Tangoe, Inc.
- Type: Private
- Founded: February 14, 2000; 26 years ago in Orange, Connecticut
- Headquarters: Indianapolis, Indiana, United States
- Key people: James Parker, CEO
- Website: tangoe.com

= Tangoe =

American expense management software company

Tangoe, Inc. is an American provider of technology expense management software, specialising in telecom expense management, managed mobility services and cloud cost management. Founded in 2000 and headquartered in Orange, Connecticut, the company serves enterprise customers seeking to manage and reduce expenditure on telecommunications, mobile devices and cloud services. Tangoe had its initial public offering in 2011 and was taken private by Marlin Equity Partners in 2017 for $242.6 million.

==History==
The company was founded in 2000 and had its initial public offering in 2011. The company was then taken private in 2017 by Marlin Equity Partners for $242.6 million in cash. Tangoe was then combined with another Marlin portfolio company, Asentinel.

=== SEC Fraud Probe ===
On September 4, 2018, the SEC brought charges for improperly recognizing approximately $40 million in revenue by violating provisions of the federal securities laws. A settlement of $1.5 million in penalties for the company, as well as an additional $100,000, $50,000, and $20,000 in penalties was reached between the former CEO, former CFO, and former Vice President of Finance respectively.
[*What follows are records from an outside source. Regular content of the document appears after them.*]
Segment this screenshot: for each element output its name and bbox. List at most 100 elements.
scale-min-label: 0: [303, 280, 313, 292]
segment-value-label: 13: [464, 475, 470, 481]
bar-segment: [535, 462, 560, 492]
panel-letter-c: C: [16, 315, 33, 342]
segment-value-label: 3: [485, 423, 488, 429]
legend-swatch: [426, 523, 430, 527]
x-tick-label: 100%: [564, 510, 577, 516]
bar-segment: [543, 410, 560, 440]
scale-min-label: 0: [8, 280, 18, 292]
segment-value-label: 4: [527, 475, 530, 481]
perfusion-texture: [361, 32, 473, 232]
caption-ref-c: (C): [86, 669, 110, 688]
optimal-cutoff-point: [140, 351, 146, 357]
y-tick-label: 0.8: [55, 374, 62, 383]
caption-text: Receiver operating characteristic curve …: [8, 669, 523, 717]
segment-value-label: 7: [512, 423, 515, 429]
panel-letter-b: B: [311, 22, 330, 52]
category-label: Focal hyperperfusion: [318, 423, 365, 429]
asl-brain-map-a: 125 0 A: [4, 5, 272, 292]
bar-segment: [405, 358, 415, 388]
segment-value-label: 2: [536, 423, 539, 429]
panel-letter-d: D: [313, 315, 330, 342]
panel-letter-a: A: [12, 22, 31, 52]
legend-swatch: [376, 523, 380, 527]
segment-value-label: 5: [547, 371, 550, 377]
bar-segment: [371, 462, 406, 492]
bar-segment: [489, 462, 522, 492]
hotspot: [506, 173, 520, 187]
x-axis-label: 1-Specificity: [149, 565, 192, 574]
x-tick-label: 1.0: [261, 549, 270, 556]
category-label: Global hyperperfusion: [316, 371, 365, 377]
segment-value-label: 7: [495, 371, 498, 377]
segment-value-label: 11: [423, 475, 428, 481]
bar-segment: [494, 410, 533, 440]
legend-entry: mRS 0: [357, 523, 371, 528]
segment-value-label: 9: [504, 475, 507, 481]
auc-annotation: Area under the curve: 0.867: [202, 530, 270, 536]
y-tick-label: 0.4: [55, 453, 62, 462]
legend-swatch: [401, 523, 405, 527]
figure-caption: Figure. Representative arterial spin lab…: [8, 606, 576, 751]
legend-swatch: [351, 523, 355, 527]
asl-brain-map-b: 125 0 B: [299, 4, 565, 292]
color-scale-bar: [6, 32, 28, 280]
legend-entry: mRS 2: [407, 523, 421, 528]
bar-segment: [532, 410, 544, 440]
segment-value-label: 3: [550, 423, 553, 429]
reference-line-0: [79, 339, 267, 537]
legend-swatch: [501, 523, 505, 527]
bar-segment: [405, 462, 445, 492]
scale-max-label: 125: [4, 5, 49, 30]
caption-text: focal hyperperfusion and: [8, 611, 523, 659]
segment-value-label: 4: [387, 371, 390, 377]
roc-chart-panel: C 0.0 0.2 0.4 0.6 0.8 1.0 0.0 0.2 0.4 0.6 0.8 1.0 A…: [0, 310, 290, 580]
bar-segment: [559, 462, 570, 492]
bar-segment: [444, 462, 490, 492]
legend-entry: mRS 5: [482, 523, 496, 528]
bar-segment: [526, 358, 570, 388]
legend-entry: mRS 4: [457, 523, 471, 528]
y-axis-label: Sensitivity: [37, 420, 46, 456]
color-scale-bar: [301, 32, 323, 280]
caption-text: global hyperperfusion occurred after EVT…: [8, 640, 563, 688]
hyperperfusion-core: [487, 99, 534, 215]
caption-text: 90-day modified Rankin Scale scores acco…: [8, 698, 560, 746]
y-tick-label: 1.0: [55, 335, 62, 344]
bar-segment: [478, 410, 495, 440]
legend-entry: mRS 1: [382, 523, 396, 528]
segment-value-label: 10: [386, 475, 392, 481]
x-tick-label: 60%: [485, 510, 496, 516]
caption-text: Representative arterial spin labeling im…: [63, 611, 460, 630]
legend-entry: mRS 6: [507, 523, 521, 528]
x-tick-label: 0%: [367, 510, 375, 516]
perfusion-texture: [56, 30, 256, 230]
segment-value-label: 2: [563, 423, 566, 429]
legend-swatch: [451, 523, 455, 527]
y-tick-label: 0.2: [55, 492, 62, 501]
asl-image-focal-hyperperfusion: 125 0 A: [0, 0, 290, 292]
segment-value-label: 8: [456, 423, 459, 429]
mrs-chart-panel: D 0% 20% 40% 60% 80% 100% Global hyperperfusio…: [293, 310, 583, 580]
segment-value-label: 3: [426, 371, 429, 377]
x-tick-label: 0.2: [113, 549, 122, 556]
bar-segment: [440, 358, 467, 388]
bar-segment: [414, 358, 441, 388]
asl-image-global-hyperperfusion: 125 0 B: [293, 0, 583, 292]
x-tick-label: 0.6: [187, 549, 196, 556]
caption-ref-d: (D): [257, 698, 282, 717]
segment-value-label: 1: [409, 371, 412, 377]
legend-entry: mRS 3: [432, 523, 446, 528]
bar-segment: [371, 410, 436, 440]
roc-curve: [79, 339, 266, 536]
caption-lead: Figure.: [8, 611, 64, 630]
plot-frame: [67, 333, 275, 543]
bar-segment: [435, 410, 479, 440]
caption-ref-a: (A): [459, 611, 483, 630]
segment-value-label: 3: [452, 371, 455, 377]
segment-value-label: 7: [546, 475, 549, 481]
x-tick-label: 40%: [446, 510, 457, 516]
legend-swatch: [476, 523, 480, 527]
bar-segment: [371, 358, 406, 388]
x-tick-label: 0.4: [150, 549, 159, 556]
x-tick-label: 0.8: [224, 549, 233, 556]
On September 10, 2020, the SEC obtains final judgment against the remaining defendant and former Senior VP, Donald J. Farias, for an additional $20,000 in penalties and bars him serving as an officer or director of a public company for five years.

==Acquisitions==
In 2009, Tangoe acquired InterNoded Inc, a mobile device managed services provider.

In 2018, the company acquired mobility management company MOBI Wireless Management.